My rule: Never listen to what Bibi tells you in private in English. Only watch what he says in public in Hebrew. For months, the Biden team has beseeched Netanyahu to articulate a post-Gaza vision that would involve Palestinian and Arab control over Gaza and a long-term pathway to demilitarized Palestinian statehood — so that the United States is not facilitating an Israeli occupation of Gaza, along with the West Bank — and to pave the way for a U.S.-Saudi security pact that could also produce normalized relations between Israel and the Saudis.
Netanyahu has said no to all of it. He did, though, show his gratitude to Biden by having his parliamentary majority give Elise Stefanik, a hack Republican congresswoman with no foreign policy standing whatsoever — and a person groveling to become Donald Trump’s vice president — the extraordinary honor of giving an address Sunday in the Knesset, where she slammed the U.S. president and praised Trump.
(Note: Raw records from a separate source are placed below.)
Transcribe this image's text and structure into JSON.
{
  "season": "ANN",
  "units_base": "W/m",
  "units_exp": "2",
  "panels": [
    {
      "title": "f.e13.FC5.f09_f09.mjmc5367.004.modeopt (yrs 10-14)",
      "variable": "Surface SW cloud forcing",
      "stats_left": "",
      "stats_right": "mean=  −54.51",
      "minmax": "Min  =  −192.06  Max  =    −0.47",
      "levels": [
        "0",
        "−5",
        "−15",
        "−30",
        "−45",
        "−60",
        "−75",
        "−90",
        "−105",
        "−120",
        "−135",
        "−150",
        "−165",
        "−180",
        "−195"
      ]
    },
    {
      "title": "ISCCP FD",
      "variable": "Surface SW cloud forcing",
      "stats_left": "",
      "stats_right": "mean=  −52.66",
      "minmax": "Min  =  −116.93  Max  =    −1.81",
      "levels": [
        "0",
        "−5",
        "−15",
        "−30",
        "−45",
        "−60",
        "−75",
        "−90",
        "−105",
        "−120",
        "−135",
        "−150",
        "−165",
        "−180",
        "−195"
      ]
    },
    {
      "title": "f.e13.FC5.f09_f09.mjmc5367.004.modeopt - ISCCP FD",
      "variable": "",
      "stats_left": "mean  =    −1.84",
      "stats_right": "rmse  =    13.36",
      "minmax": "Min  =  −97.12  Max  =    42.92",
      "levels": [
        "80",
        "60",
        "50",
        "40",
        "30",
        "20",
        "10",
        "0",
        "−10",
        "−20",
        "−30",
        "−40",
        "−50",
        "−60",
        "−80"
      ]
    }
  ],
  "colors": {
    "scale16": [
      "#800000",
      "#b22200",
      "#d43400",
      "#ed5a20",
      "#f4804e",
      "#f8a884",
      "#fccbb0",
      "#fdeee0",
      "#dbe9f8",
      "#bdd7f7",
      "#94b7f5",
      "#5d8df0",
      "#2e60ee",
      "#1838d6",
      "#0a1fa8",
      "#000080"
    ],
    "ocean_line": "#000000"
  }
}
And who is this great military genius they are all indulging? Let’s see: In 2015, the Obama team concluded a nuclear deal with Iran that imposed inspections and restrictions on Iran — slashing its stock of enriched uranium to a small amount enriched to up to 3.67 percent purity, far from the roughly 90 percent purity needed for a bomb. So even if Iran tried to break out, it would need at least a year to produce enough fissile material for a bomb, plenty of time to stop it. Netanyahu bitterly opposed the deal, even though several top Israeli military and intelligence officials favored it, which Bibi kept hidden from the Israeli and U.S. publics.
After Trump came to power Netanyahu lobbied him hard to tear up the deal, which Trump recklessly did in May 2018. Netanyahu was apparently counting on the fact that if Iran broke out of the deal and began enriching toward a bomb, Trump would blow up Iran’s nuclear facilities. Iran broke out, but neither Trump nor Biden was prepared to launch an attack on Iran.
The result? As Reuters reported last month, “Iran is now enriching uranium to up to 60 percent purity and has enough material enriched to that level, if enriched further, for two nuclear weapons, according to the International Atomic Energy Agency’s theoretical definition. That means Iran’s so-called breakout time — the time it would need to produce enough weapons-grade uranium for a nuclear bomb — is close to zero, likely a matter of weeks or days.”
This is one of the greatest U.S.-Israeli national security fiascos of all time.
And over the past decade it was Netanyahu — “Mr. Security” — who facilitated the transfer of over $1 billion from Qatar to Hamas, to build it up in Gaza, and used his voice to delegitimize the Palestinian Authority. This way he could tell the world Israel has no Palestinian partner and therefore it must occupy the West Bank forever.
And now he is peddling to Israelis the fantasy that there are some perfect Palestinians who will step forward to run Gaza on Israel’s behalf and defy the only two Palestinian governing entities with any legitimacy — Hamas and Fatah. If you believe that, I have a bridge I’d like to sell you in Gaza. This will lead Israel, America’s primary Middle East ally, into a muddling, endlessly draining conflict.
Hamas is not the Palestinian Authority. Hamas is a mass-murdering, Islamist, militant entity that has done more damage to Palestinians than any other organization. If Israel were to commit to working with a reforming Palestinian Authority to govern Gaza, freeze settlements and commit to developing a partnership with it for a Palestinian state one day, it would change everything. It would give Israel the global legitimacy to indeed dismantle Hamas, organize a Palestinian/Arab force that would govern Gaza so that neither Israel nor Hamas would and open the way for normalization between Israel and Saudi Arabia.
None of this would be easy or come with any assurance of success for the best-intended Israeli prime minister. But without at least an attempt — and another and another — Israel’s long-term survival is in peril. Unfortunately, Israel is led today by a man who is interested only in his short-term survival. And in that he is succeeding.